Seek professional help
As a wholesaler in any industry, you have competitors. Any small error in decision-making can cost your business considerable losses in terms of time and money. Thus, if you honestly can’t select the right distribution strategy alone, find a professional who can help you.
After finding a distribution strategy to get the message to customers, the next thing is to implement it. As technology has become more innovative than ever, you should use it in your business. More specifically, you should start searching for the best distribution software. It would be best if you bought wholesaler distribution software as it is designed for your business. Not only will it make the distribution process easier to track, but it can also reduce human errors and stress.
A good software tool for distributors should have automation capabilities. In other words, it should boost productivity and ensure that you complete tasks quickly. Another component of this software is RFID tracking that simplifies inventory monitoring in real-time. It is based on a modern technology called the Internet of things. Moreover, the software needs to have all business management modules in a central position. The most common modules are accounting, warehousing management, customer relationships management, inventory management, and procurement management. Lastly, the software should be cloud-based rather than in-house. Cloud-based distribution software is easy to access from any place, anytime, as long as there is a Wi-Fi hotspot and mobile gadget.
Key Modules of the Distribution Software
Distribution software includes the modules to manage the plan, administer, execute, track and report the task running in Distribution warehouses that belong to wholesale distributors business. Distribution software contains the ‘Flow’ of material for distributors. Key Features of the Distribution Software is:
- Sales Order Management
- Inventory Management
- Product Catalog
- Employee Management
What is the difference between Direct and Indirect Distribution
In direct distribution, the product is distributed to the end user from the manufacturer’s or distributor’s warehouse. This is usually the case of a manufacturer who sells their items via a distribution center or retail outlet. In indirect distribution, the product (i.e. a service) is provided through a supplier or agent who’s contractually obligated through the manufacturer to buy the products and supply them to the end user. The indirect distribution technique is regularly used by manufacturers and distributors to make certain they don’t oversell or have leftover products.

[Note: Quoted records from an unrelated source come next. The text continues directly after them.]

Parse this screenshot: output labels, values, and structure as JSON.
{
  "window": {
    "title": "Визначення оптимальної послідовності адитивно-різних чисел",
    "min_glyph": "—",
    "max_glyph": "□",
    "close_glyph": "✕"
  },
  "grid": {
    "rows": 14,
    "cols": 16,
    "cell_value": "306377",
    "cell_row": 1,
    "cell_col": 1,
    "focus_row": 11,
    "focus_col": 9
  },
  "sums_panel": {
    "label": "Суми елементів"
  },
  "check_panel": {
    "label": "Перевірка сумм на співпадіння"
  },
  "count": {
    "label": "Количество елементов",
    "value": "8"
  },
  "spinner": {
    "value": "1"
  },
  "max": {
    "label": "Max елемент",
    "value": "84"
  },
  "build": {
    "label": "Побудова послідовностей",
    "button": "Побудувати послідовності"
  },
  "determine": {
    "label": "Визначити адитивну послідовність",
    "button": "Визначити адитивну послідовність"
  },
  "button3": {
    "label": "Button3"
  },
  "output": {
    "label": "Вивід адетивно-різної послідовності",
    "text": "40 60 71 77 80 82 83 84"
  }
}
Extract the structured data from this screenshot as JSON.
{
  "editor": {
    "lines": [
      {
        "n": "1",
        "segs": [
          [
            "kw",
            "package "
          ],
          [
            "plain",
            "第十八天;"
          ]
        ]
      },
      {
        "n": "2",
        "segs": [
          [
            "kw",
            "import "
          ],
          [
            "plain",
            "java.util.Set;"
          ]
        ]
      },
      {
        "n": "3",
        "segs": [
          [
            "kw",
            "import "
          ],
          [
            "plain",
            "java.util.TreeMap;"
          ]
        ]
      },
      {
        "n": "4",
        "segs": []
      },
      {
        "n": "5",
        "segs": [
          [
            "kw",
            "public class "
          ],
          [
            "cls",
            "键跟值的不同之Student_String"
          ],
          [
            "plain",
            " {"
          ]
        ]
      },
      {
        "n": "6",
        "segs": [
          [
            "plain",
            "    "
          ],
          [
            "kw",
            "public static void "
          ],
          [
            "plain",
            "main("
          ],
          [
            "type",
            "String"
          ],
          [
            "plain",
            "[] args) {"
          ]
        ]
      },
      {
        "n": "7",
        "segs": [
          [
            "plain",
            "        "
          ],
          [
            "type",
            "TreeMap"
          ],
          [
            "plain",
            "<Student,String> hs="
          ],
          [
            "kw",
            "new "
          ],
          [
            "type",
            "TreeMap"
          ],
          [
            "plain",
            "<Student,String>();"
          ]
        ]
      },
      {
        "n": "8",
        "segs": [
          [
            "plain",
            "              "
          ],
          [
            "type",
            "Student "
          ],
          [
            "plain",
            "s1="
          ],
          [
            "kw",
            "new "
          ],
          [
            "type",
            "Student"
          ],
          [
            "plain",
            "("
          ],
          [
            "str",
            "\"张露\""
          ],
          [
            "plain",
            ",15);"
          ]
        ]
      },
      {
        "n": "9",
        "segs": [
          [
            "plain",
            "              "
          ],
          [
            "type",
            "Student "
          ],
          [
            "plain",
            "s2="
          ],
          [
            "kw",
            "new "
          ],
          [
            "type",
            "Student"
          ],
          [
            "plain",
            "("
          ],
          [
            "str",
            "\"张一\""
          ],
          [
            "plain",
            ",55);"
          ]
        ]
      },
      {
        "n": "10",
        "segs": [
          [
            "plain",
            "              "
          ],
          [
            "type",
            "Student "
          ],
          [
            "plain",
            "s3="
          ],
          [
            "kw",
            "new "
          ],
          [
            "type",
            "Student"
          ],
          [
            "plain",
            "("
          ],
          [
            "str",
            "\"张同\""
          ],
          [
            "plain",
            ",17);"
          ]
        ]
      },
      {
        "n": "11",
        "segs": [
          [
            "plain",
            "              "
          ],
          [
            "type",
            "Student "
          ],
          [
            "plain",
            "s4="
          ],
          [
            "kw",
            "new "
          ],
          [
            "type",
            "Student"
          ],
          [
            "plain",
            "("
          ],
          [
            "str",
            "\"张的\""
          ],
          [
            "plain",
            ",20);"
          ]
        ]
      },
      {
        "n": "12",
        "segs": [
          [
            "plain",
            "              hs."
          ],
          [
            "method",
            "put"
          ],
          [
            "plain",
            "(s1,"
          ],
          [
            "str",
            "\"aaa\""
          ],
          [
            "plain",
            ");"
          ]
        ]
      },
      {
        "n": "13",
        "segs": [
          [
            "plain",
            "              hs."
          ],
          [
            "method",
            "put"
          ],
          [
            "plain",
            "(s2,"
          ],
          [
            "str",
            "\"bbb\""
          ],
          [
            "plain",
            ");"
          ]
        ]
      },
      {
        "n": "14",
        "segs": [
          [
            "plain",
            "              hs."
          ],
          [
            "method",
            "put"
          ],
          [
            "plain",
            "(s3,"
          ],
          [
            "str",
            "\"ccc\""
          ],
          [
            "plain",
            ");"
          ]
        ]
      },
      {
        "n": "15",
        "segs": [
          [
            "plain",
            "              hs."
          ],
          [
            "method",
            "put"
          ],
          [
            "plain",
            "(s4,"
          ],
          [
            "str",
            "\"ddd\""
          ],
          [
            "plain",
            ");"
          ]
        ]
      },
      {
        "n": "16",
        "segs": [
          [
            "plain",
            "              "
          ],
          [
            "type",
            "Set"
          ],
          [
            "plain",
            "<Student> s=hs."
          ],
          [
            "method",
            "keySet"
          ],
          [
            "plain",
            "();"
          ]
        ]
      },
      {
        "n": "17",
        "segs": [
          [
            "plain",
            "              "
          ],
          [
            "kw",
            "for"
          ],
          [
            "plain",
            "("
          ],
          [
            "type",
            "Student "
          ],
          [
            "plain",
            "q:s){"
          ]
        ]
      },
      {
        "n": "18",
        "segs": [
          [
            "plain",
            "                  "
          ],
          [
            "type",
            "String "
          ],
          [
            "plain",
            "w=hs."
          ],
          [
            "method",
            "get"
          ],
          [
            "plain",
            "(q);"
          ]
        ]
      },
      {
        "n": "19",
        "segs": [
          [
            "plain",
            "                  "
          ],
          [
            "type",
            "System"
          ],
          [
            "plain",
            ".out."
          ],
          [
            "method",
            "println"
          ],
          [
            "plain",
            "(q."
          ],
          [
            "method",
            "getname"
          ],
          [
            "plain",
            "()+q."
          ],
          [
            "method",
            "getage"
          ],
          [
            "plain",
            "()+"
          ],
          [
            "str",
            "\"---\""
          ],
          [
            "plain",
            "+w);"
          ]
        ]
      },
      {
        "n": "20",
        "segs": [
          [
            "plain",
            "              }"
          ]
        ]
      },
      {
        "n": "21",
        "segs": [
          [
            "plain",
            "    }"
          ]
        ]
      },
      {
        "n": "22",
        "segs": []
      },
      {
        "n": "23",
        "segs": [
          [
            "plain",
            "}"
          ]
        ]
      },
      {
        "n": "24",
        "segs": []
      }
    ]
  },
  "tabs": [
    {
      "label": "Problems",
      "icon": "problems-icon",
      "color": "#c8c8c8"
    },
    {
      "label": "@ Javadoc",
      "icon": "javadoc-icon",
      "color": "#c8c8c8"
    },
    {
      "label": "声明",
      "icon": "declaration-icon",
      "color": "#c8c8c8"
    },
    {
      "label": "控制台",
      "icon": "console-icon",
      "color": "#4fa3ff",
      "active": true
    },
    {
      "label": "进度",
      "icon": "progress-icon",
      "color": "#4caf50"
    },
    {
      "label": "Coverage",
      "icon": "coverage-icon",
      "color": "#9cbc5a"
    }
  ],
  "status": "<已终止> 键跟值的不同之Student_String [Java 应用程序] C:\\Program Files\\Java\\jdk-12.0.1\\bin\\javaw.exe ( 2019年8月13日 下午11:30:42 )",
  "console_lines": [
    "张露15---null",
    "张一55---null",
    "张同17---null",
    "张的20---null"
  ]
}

Direct Distribution = Direct to consumer (DTC) is a distribution channel that is not utilized by the brand. The main reason for the use of this channel is to gain a competitive benefit as it is a quicker and direct way to reach the customer. Companies use direct distribution channels for customer products as it is very effective. This is a direct method of reaching the consumer with the product.
Indirect distribution is an indirect form of distribution channel and is used to sell products and services. It is also called indirect marketing. It is a form of marketing that involves a company or individual taking someone else to make a sale for them. It is known as indirect distribution as it’s not involve the company or individual going to the customer directly.
If you want to create an effective distribution strategy, you should know that this is a multi-faceted and complex process. You have up to five distribution channels to choose from and a range of factors to think about. Whether you settle on the direct, indirect, intensive, exclusive, or selective marketing strategy, you need software to simplify the implementation process. In addition, if you cannot develop a strategy alone, you can consult a professional.